Il governo garantirà ai cittadini italiani a bordo della Flotilla "tutte le misure adottate in situazioni simili", come sempre. Giorgia Meloni prende carta e penna e replica alla lettera di Elly Schlein che le chiedeva conto delle tutele per quanti, parlamentari compresi, partecipano alla missione della Global Sumud Flotilla. Una risposta asciutta che contiene anche una discreta componente critica su tutta la vicenda con la sottolineatura della possibilità di scegliere di avvalersi anche di altri "canali umanitari già attivi" evitando i "rischi" e gli oneri a carico dello Stato per la sicurezza o la definizione di una "finalità di natura simbolica o politica" dell'operazione.

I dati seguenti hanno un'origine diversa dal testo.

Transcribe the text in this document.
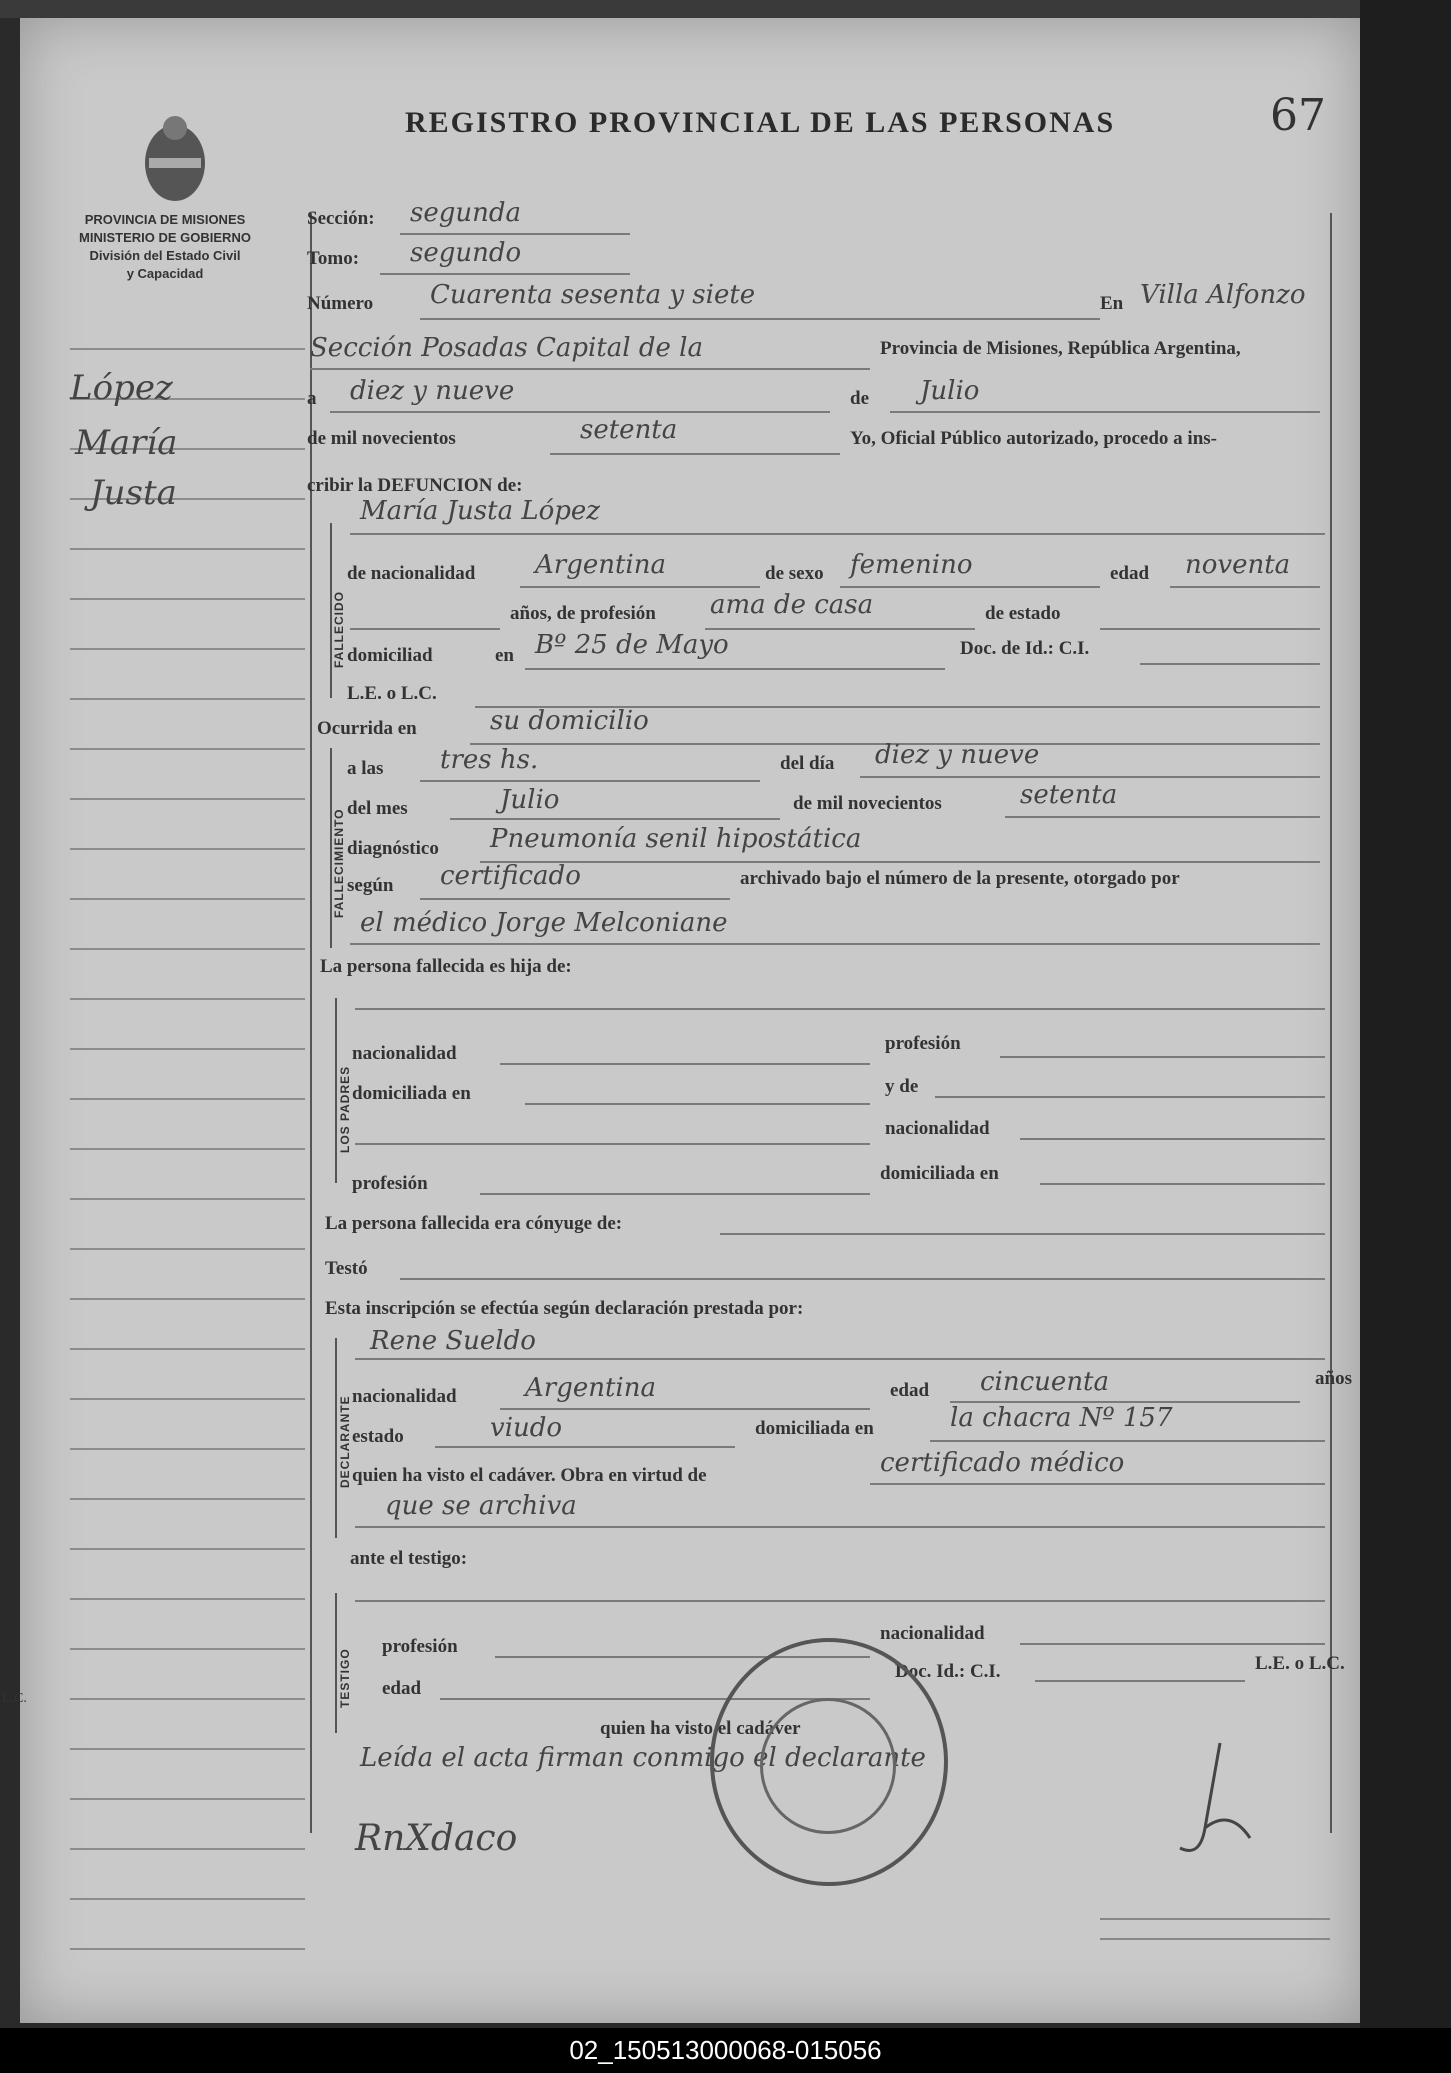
REGISTRO PROVINCIAL DE LAS PERSONAS	67
PROVINCIA DE MISIONES
MINISTERIO DE GOBIERNO
División del Estado Civil
y Capacidad
López
María
Justa
L.C.
Sección: segunda
Tomo: segundo
Número Cuarenta sesenta y siete	En Villa Alfonzo
Sección Posadas Capital de la	Provincia de Misiones, República Argentina,
a diez y nueve	de Julio
de mil novecientos	setenta	Yo, Oficial Público autorizado, procedo a ins-
cribir la DEFUNCION de:
FALLECIDO
María Justa López
de nacionalidad Argentina	de sexo femenino	edad noventa
años, de profesión ama de casa	de estado
domiciliad	en Bº 25 de Mayo	Doc. de Id.: C.I.
L.E. o L.C.
Ocurrida en	su domicilio
FALLECIMIENTO
a las tres hs.	del día diez y nueve
del mes	Julio	de mil novecientos	setenta
diagnóstico Pneumonía senil hipostática
según certificado	archivado bajo el número de la presente, otorgado por
el médico Jorge Melconiane
La persona fallecida es hija de:
LOS PADRES
nacionalidad	profesión
domiciliada en	y de
nacionalidad
profesión	domiciliada en
La persona fallecida era cónyuge de:
Testó
Esta inscripción se efectúa según declaración prestada por:
DECLARANTE
Rene Sueldo
nacionalidad	Argentina	edad cincuenta	años
estado	viudo	domiciliada en	la chacra Nº 157
quien ha visto el cadáver. Obra en virtud de	certificado médico
que se archiva
ante el testigo:
TESTIGO
profesión
nacionalidad
edad
Doc. Id.: C.I.	L.E. o L.C.
quien ha visto el cadáver
Leída el acta firman conmigo el declarante
RnXdaco
02_150513000068-015056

La stessa definizione usata anche dal ministro degli Esteri Antonio Tajani ("un gesto simbolico e politico ma che non risolve la carestia") che assicura che, in ogni caso, "daremo assistenza diplomatica e consolare" agli italiani dell'equipaggio, "come facciamo con tutti i concittadini nel mondo". Insomma, dalle parti del governo trapela più di qualche irritazione per l'iniziativa. Così come nella maggioranza che la definisce "una operazione di propaganda". Il tutto mentre si moltiplicano le manifestazioni a sostegno della missione in tutta Italia, dagli studenti ai sindacati con centinaia di manifestanti pro Pal che hanno bloccato la circolazione dei treni alla stazione di Pisa staccandosi da un corteo a sostegno della missione umanitaria verso Gaza.